A virtual journey into London Chinatown’s now and then

Feature image: Chinatown in London. Photography: Valentin Petkov @thefreak1337/Unsplash.

With giant flowers blossoming along the pavement, black and white banners written in traditional Chinese that were commonly seen in any Chinese city back in the 1900’s hovering in the air and iconic landmarks that were torn down before London’s Chinatown entered the modern era, visitors to this village will be able to experience a multidimensional adventure through a mobile app called Augmented Chinatown 2.0 from 15 September.

Developed by Donald Shek, a Liverpudlian and an architecture graduate of Liverpool University whose master’s thesis is being nominated for the President’s Medals Award, this app is built upon the completion of Augmented Chinatown – an augmented reality tour in London’s Chinatown that was part of the CAN Festival 2019 curated by Chinese Arts Now (CAN) – a non-for-profit organisation made up of British Chinese artists.
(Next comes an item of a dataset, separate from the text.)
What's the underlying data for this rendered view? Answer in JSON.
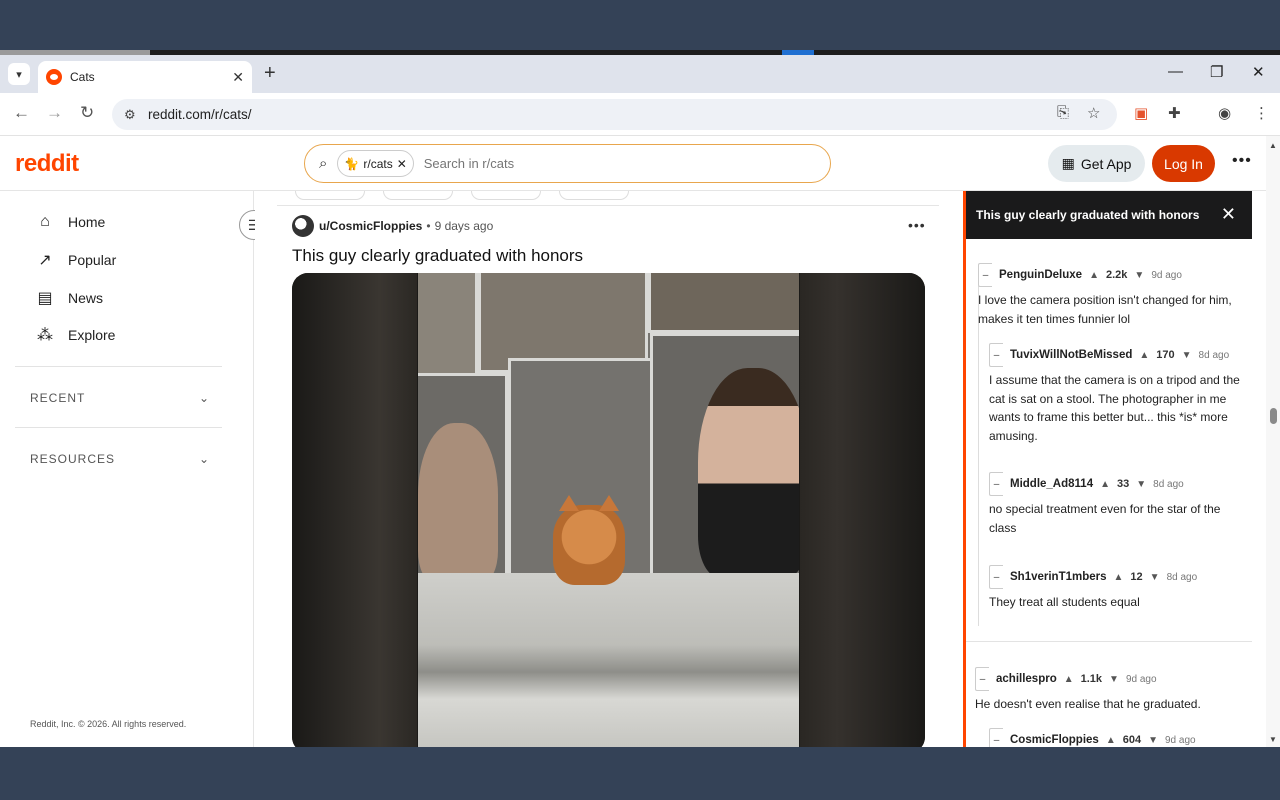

Bringing on board Joel Tan – a Singaporean playwright, director and co-composer An-Ting Chang, co-composer DJ QuestionMark and sound designer Michal Kuligowski, the latest version provides an updated structure and direction, while the feature of a combination of immersive AR world with music and drama remains to allow users to explore the multi-layered history of London’s Chinatown.

The tour starts in Newport Place and moves onto Gerrard Street and Wardour Street and returns through Lisle Street, covering historic features including the distinctive Chinatown gates, Lion Sculptures and businesses that are well-known to this area such as Loon Fung Supermarket, Wong Kei Restaurant and Ku Bar. Over the course of an hour, Tan’s narration looks at Chinatown’s history, architecture, and culture as well as ideas on what is to belong and identity.

There is also the opportunity to delve into hidden dramas at five locations along the way, where chatters in Cantonese pop up from time to time as users plunge into the lives of characters such as Kim – a stripper who met the Beatles, Anita – a homesick waitress and a woman whose home is raided by immigration officials that are played by actors Mia Foo, Jennifer Lim, David Yip and Daniel York with leisurely music created by musicians Midori Komachi and Xiao Wan in the background.

The tour can also be done remotely with an off-site version. The app will be available from 15 September to 31st December on Google Play for £2.99 with reduced features and full version which enables AR and audio drama can be purchased via the Apple Store for £4.99.